Again, the enlightenment of Gotama was the result of a painful struggle, first between inclination and duty, and then with great perplexities of duty, but in Christ it was painless and natural, like the growing of the dawn into the day. His pure and at first joyous life unfolded itself like a beautiful morning under the animating impulse of love to God and to all His creatures. As He grew in consciousness of the heaven within, He became more conscious of the disorder without, and more sensible of His isolation in regard to it. As year by year the sense not of the world’s misery but of its guilt increased within Him, there would also increase the longing that it should be taken away. Very early the conviction took possession of Him, that He was not here to win His own way to deliverance, but to be about His Father’s business. Gradually the Father’s business was revealed to Him, and when the preaching of the Baptist had made it clear, without any wrestle like Gotama’s, Christ, ever close to His Father, and ever clear in His duty, set Himself at once to fulfil it.

It is often alleged that the temptation in the wilderness, which marked the close of our Lord’s long period of silent preparation, is an exact parallel to the fasting and temptation which preceded Gotama’s enlightenment at Bohimanda. There is doubtless an external similarity sufficient to arrest our attention, but the internal contrasts disclose experiences of quite different characters. In the light of their respective histories, these occurrences, though often referred to as miraculous, were in reality most natural. They represent experiences of which there could be no witnesses, and which, indescribable in plain words, could only be suggested by a kind of parable. The temptations are recorded not as they were presented to the persons tried, but in the character which they assumed when their drift was discovered and their aim was detected.
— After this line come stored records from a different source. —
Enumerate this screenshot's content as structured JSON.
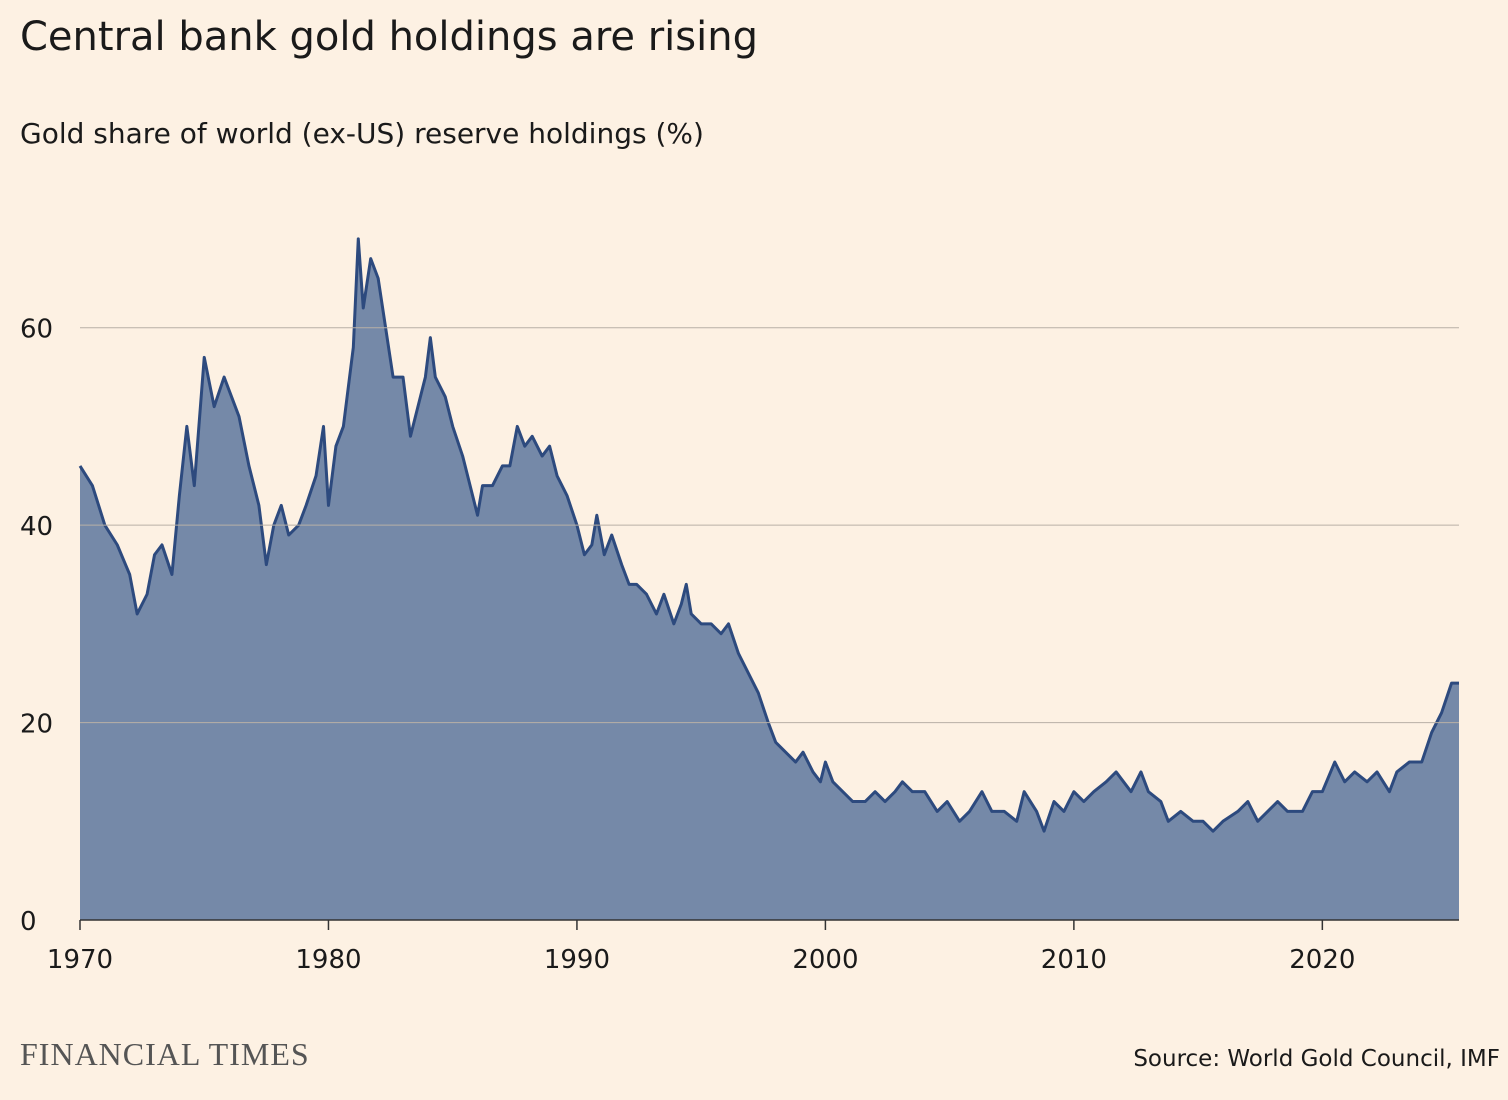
{
  "chart_data": {
    "type": "area",
    "title": "Central bank gold holdings are rising",
    "subtitle": "Gold share of world (ex-US) reserve holdings (%)",
    "source": "Source: World Gold Council, IMF",
    "brand": "FINANCIAL TIMES",
    "fill_color": "#7589a8",
    "line_color": "#2d4a7e",
    "grid": true,
    "xlim": [
      1970,
      2025.5
    ],
    "xticks": [
      1970,
      1980,
      1990,
      2000,
      2010,
      2020
    ],
    "ylim": [
      0,
      70
    ],
    "yticks": [
      0,
      20,
      40,
      60
    ],
    "x": [
      1970.0,
      1970.5,
      1971.0,
      1971.5,
      1972.0,
      1972.3,
      1972.7,
      1973.0,
      1973.3,
      1973.7,
      1974.0,
      1974.3,
      1974.6,
      1975.0,
      1975.4,
      1975.8,
      1976.1,
      1976.4,
      1976.8,
      1977.2,
      1977.5,
      1977.8,
      1978.1,
      1978.4,
      1978.8,
      1979.1,
      1979.5,
      1979.8,
      1980.0,
      1980.3,
      1980.6,
      1981.0,
      1981.2,
      1981.4,
      1981.7,
      1982.0,
      1982.3,
      1982.6,
      1983.0,
      1983.3,
      1983.6,
      1983.9,
      1984.1,
      1984.3,
      1984.7,
      1985.0,
      1985.4,
      1985.7,
      1986.0,
      1986.2,
      1986.6,
      1987.0,
      1987.3,
      1987.6,
      1987.9,
      1988.2,
      1988.6,
      1988.9,
      1989.2,
      1989.6,
      1990.0,
      1990.3,
      1990.6,
      1990.8,
      1991.1,
      1991.4,
      1991.8,
      1992.1,
      1992.4,
      1992.8,
      1993.2,
      1993.5,
      1993.9,
      1994.2,
      1994.4,
      1994.6,
      1995.0,
      1995.4,
      1995.8,
      1996.1,
      1996.5,
      1996.9,
      1997.3,
      1997.7,
      1998.0,
      1998.4,
      1998.8,
      1999.1,
      1999.5,
      1999.8,
      2000.0,
      2000.3,
      2000.7,
      2001.1,
      2001.6,
      2002.0,
      2002.4,
      2002.8,
      2003.1,
      2003.5,
      2004.0,
      2004.5,
      2004.9,
      2005.4,
      2005.8,
      2006.3,
      2006.7,
      2007.2,
      2007.7,
      2008.0,
      2008.5,
      2008.8,
      2009.2,
      2009.6,
      2010.0,
      2010.4,
      2010.8,
      2011.3,
      2011.7,
      2012.0,
      2012.3,
      2012.7,
      2013.0,
      2013.5,
      2013.8,
      2014.3,
      2014.8,
      2015.2,
      2015.6,
      2016.0,
      2016.6,
      2017.0,
      2017.4,
      2017.8,
      2018.2,
      2018.6,
      2019.2,
      2019.6,
      2020.0,
      2020.5,
      2020.9,
      2021.3,
      2021.8,
      2022.2,
      2022.7,
      2023.0,
      2023.5,
      2024.0,
      2024.4,
      2024.8,
      2025.2,
      2025.5
    ],
    "values": [
      46,
      44,
      40,
      38,
      35,
      31,
      33,
      37,
      38,
      35,
      43,
      50,
      44,
      57,
      52,
      55,
      53,
      51,
      46,
      42,
      36,
      40,
      42,
      39,
      40,
      42,
      45,
      50,
      42,
      48,
      50,
      58,
      69,
      62,
      67,
      65,
      60,
      55,
      55,
      49,
      52,
      55,
      59,
      55,
      53,
      50,
      47,
      44,
      41,
      44,
      44,
      46,
      46,
      50,
      48,
      49,
      47,
      48,
      45,
      43,
      40,
      37,
      38,
      41,
      37,
      39,
      36,
      34,
      34,
      33,
      31,
      33,
      30,
      32,
      34,
      31,
      30,
      30,
      29,
      30,
      27,
      25,
      23,
      20,
      18,
      17,
      16,
      17,
      15,
      14,
      16,
      14,
      13,
      12,
      12,
      13,
      12,
      13,
      14,
      13,
      13,
      11,
      12,
      10,
      11,
      13,
      11,
      11,
      10,
      13,
      11,
      9,
      12,
      11,
      13,
      12,
      13,
      14,
      15,
      14,
      13,
      15,
      13,
      12,
      10,
      11,
      10,
      10,
      9,
      10,
      11,
      12,
      10,
      11,
      12,
      11,
      11,
      13,
      13,
      16,
      14,
      15,
      14,
      15,
      13,
      15,
      16,
      16,
      19,
      21,
      24,
      24
    ]
  }
}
Both were assailed by suggestions, raising in them a tumult of emotion, which, if unresisted or yielded to, would in Gotama’s case have been equivalent to abandonment of his quest for deliverance for the sake of sensual indulgence offered by Mâra and his daughters, and in the case of Christ, to refusal to live by obedience, to tempting the Holy One of Israel, and to worshipping the splendid majesty of wrong. The temptations were real, assailing the will, seeking to paralyse or to change it; and their force in each case would be in proportion to the depth and purity of the natures assailed. Gotama, though unmistakably a man of high spiritual aspiration, was attacked by sensual visions,[[137]] which could not possibly have been a temptation to a nature like Christ’s. He had “to repel as evil what to other men would have appeared as ideals of good, and had to turn away from what the noblest of men would have cherished as innocent dreams or splendid chances,”[[138]] because to His pure eyes they were Satanic temptations. He suffered, being tempted, but His trouble and suffering were caused neither by irresolution, nor vanity, nor fear, but by His own lowly humility and to the sense of the exceeding greatness of His mission.